My personal knowledge of the conditions which existed within at least one Canadian bank warrant the remark that the situation is appalling. There was an amazing lack of desire upon the part of the staff to improve their technical qualifications through study.

The majority of young men in junior jobs quibble with an educational course. They are too busy in banking hours and too busy out of banking hours to embark upon an education course. “They have no time to read.” Yet they grumble abundantly, if, at the end of a year, the usual hundred dollar raise in salary does not come along.

No time to read!

There are exceptions, of course, and right within one of our Canadian banks, fortunately, by way of contrast, there is the example of a general manager of one of Canada’s four foremost banks. He entered the bank during his teens as many of our young bank clerks do. Home circumstances did not permit of his finishing his secondary education; a university course was entirely out of the question.

But he found time to read. In banking hours and out of banking hours he read about banking. The day came, when, as representative of his bank in the great banking centre of the world, London, England, he delivered before a critical audience what has for many years been regarded as a notable exposition of Canada’s pre-war economic condition.

He has become active directing executive of one of the world’s dominant banks. How and why? Admittedly he must have had talent for his chosen profession—but unquestionably his eminent position could never have been obtained had he not fitted himself by progressive study of his job and all that pertained to the great subject of banking and finance.

He himself will tell you, as he has told me in frequent interviews, that a “read up” on one’s business is vital for the progress of each and every man. In my meetings with Big Business men, everywhere in Canada, I care not what their “line,” it has been my invariable experience that they value a thorough study of their particular business and all its ramifications.

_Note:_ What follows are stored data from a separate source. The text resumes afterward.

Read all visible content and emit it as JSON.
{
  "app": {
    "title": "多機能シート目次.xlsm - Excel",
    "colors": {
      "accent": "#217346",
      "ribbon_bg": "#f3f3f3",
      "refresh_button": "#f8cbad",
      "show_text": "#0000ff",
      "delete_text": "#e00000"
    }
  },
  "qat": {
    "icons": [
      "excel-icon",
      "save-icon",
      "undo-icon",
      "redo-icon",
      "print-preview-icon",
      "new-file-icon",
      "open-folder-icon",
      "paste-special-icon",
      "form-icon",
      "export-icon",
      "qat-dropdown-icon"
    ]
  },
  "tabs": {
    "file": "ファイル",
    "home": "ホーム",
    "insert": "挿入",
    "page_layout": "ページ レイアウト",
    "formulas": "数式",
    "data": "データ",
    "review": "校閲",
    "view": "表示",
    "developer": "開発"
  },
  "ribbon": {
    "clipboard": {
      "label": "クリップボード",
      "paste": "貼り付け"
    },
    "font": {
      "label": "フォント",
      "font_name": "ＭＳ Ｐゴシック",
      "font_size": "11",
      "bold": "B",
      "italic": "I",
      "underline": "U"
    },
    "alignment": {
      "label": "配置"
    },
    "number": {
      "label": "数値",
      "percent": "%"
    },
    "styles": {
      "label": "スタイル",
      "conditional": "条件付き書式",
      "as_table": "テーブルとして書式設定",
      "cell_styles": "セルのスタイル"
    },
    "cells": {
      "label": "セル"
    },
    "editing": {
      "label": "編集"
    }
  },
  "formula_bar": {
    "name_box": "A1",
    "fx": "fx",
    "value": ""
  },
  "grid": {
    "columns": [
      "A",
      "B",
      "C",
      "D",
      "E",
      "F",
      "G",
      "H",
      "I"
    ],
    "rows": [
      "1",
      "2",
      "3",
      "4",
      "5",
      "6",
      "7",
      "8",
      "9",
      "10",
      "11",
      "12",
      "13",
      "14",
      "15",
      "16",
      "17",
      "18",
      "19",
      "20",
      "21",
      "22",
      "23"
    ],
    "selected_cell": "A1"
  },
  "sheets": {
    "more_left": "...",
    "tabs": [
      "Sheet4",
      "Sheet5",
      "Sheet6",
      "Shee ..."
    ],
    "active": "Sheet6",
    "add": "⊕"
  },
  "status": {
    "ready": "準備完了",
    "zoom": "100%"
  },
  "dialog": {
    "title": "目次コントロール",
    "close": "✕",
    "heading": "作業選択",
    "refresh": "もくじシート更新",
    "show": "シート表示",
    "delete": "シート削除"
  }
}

Astronomy for the Egotists

IT was only recently that C. H. Carlisle, president of the Goodyear Tire and Rubber Company—himself risen from a farm lad—stressed the value of reading. He considers reading and study basic to his own business success, and he firmly believes that every man would do well to broaden his reading even to the inclusion of a little study of astronomy as a cure for too much egotism! As he expresses it: “When a man realizes you can put our earth in the centre of the sun, then set the moon to revolve about it; and that to go from the edge of the moon to the outside of the sun, one would have to travel 22,000 miles, they are apt to feel that the little niche they fill in the scheme of affairs is pretty small after all.”

But enough of example; you have only to look about you, in short, to read a very little, to learn what reading has done for every successful man. Practical knowledge, it almost goes without saying, is indispensable. If you doubt it then pit the man who has climbed from the bottom rung of the ladder against the man who by some chance gained admittance half way up the ladder. You know full well which man is the better fitted, the better qualified, the surer worker, the more certain in vital decisions.

But to make for the larger successes in life, practical knowledge must be complemented by a broad, all-embracing knowledge. And this is only possible through “reading up.”

Business study is made simple in these modern days. There is a business newspaper for almost every “line.” Look them over, if you have not been doing so in the past—you will find they teem with invaluable suggestions. They tell you of the day-to-day developments in the very “line” you are interested in; they bring you inspiration by detailing the successes of men in the same business as yourself; they counsel and advise. In short the well-edited business newspaper is an invaluable adjunct in every man’s daily reading.

It can be accepted as an axiom that the man who has no time to read about business has no time to succeed in business.